One of his friends, who had studied in the fashion department, had taken a small cutting of the blanket and woven into a tie, which he had worn on his graduation.  This blanket had been with him his entire life. 

And now, this small piece, the only piece that was left, would likely follow him to his death. 

His son, his bright, energetic and entertaining son lay just doors away.  Machines were breathing for him.  Machines were pumping oxygen through his body while keeping his heart beating and his blood flowing.  His hands were still warm.  His eyes seemed to move beneath their closed lids.  But without the machines, his body would do nothing on its own.
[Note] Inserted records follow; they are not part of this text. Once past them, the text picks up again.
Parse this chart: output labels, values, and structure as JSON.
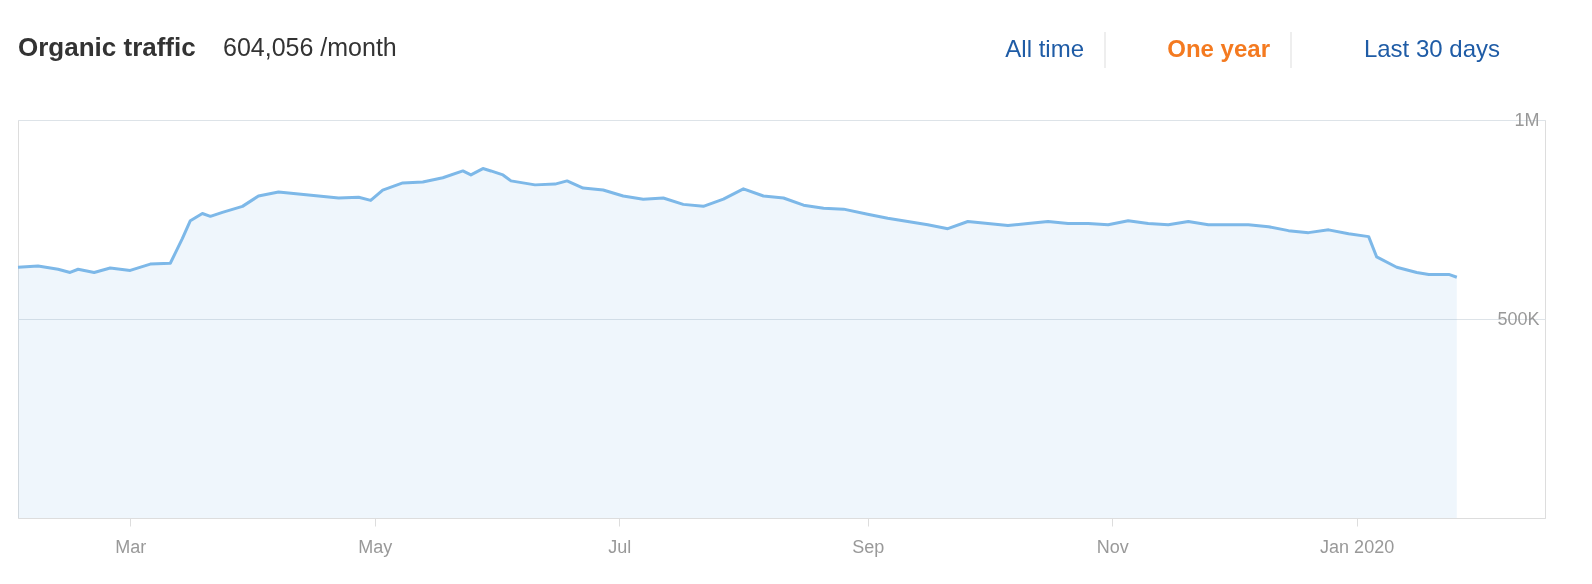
{
  "chart_data": {
    "type": "area",
    "title": "Organic traffic",
    "subtitle": "604,056 /month",
    "annotations": [
      "All time",
      "One year",
      "Last 30 days"
    ],
    "x": [
      "2019-02-01",
      "2019-02-06",
      "2019-02-11",
      "2019-02-14",
      "2019-02-16",
      "2019-02-20",
      "2019-02-24",
      "2019-03-01",
      "2019-03-06",
      "2019-03-11",
      "2019-03-14",
      "2019-03-16",
      "2019-03-19",
      "2019-03-21",
      "2019-03-24",
      "2019-03-29",
      "2019-04-02",
      "2019-04-07",
      "2019-04-12",
      "2019-04-17",
      "2019-04-22",
      "2019-04-27",
      "2019-04-30",
      "2019-05-03",
      "2019-05-08",
      "2019-05-13",
      "2019-05-18",
      "2019-05-23",
      "2019-05-25",
      "2019-05-28",
      "2019-05-30",
      "2019-06-02",
      "2019-06-04",
      "2019-06-10",
      "2019-06-15",
      "2019-06-18",
      "2019-06-22",
      "2019-06-27",
      "2019-07-02",
      "2019-07-07",
      "2019-07-12",
      "2019-07-17",
      "2019-07-22",
      "2019-07-27",
      "2019-08-01",
      "2019-08-06",
      "2019-08-11",
      "2019-08-16",
      "2019-08-21",
      "2019-08-26",
      "2019-09-01",
      "2019-09-06",
      "2019-09-11",
      "2019-09-16",
      "2019-09-21",
      "2019-09-26",
      "2019-10-01",
      "2019-10-06",
      "2019-10-11",
      "2019-10-16",
      "2019-10-21",
      "2019-10-26",
      "2019-10-31",
      "2019-11-05",
      "2019-11-10",
      "2019-11-15",
      "2019-11-20",
      "2019-11-25",
      "2019-11-30",
      "2019-12-05",
      "2019-12-10",
      "2019-12-15",
      "2019-12-20",
      "2019-12-25",
      "2019-12-30",
      "2020-01-04",
      "2020-01-06",
      "2020-01-11",
      "2020-01-16",
      "2020-01-19",
      "2020-01-24",
      "2020-01-26"
    ],
    "series": [
      {
        "color": "#7db8e8",
        "values": [
          630000,
          633000,
          625000,
          617000,
          625000,
          617000,
          628000,
          622000,
          638000,
          640000,
          702000,
          747000,
          765000,
          758000,
          768000,
          783000,
          809000,
          819000,
          814000,
          809000,
          804000,
          806000,
          798000,
          824000,
          842000,
          844000,
          855000,
          872000,
          862000,
          878000,
          872000,
          862000,
          847000,
          837000,
          839000,
          847000,
          829000,
          824000,
          809000,
          801000,
          804000,
          788000,
          783000,
          801000,
          827000,
          809000,
          804000,
          786000,
          778000,
          776000,
          763000,
          753000,
          745000,
          737000,
          727000,
          745000,
          740000,
          735000,
          740000,
          745000,
          740000,
          740000,
          737000,
          747000,
          740000,
          737000,
          745000,
          737000,
          737000,
          737000,
          732000,
          722000,
          717000,
          724000,
          714000,
          707000,
          656000,
          630000,
          617000,
          612000,
          612000,
          605000
        ]
      }
    ],
    "xlim": [
      "2019-02-01",
      "2020-02-17"
    ],
    "xticks": [
      {
        "value": "2019-03-01",
        "label": "Mar"
      },
      {
        "value": "2019-05-01",
        "label": "May"
      },
      {
        "value": "2019-07-01",
        "label": "Jul"
      },
      {
        "value": "2019-09-01",
        "label": "Sep"
      },
      {
        "value": "2019-11-01",
        "label": "Nov"
      },
      {
        "value": "2020-01-01",
        "label": "Jan 2020"
      }
    ],
    "ylim": [
      0,
      1000000
    ],
    "yticks": [
      {
        "value": 0,
        "label": null
      },
      {
        "value": 500000,
        "label": "500K"
      },
      {
        "value": 1000000,
        "label": "1M"
      }
    ],
    "grid": "y"
  }
}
The doctors had said he could exist like this for years.  That the machines would keep his body alive.  But he had to decide if that’s what he wanted to do.  And he had to make this decision alone.  He’d already said goodbye to his wife, the mother of the boy in the room down the hall.  He didn’t know if he could say goodbye to his son, too.  Not within a day of saying goodbye to his wife.   What would his life mean, if he didn’t have his family in it any longer?  Could he face the empty years?  Could he face going back to the house, knowing his wife and his son would never again walk through the front door? 

His son had been an adventurer.  In high school, he’d joined an orienteering club and gone on a week-long camping trip with his friends, using only maps and compasses.  No GPS.  In university, he had studied environment.  He wanted to make a difference.  He studied forestation and deforestation.  He studied environmental impacts.  He was an environmental scientist.  Or, that’s what his degree said.  He would never become that environmental scientist.  The drunk driver that hit his wife’s car while she drove him home after his graduation, took care of that.  The head injuries he’d sustained, the doctor’s said, would likely leave him unable to speak, see, swallow on his own, to breathe on his own.  Basically, that driver took a strong, smart and lively boy, who looked for adventure, who lived every day to its fullest, and always thought so much of the people around him – and left him a shell.  A body, that needs machines to breathe for it, machines to pump his blood.

He made the decision.  He could not allow his son to exist.  Not when it meant he couldn’t live.  His son would not want to lie in a bed, being kept in existence, if he couldn’t participate in life.

He got up, steeled himself, and went to his son’s bedside to say his final goodbye.  He would tell the nurses his decision, and he would sit with his son, until his son no longer existed.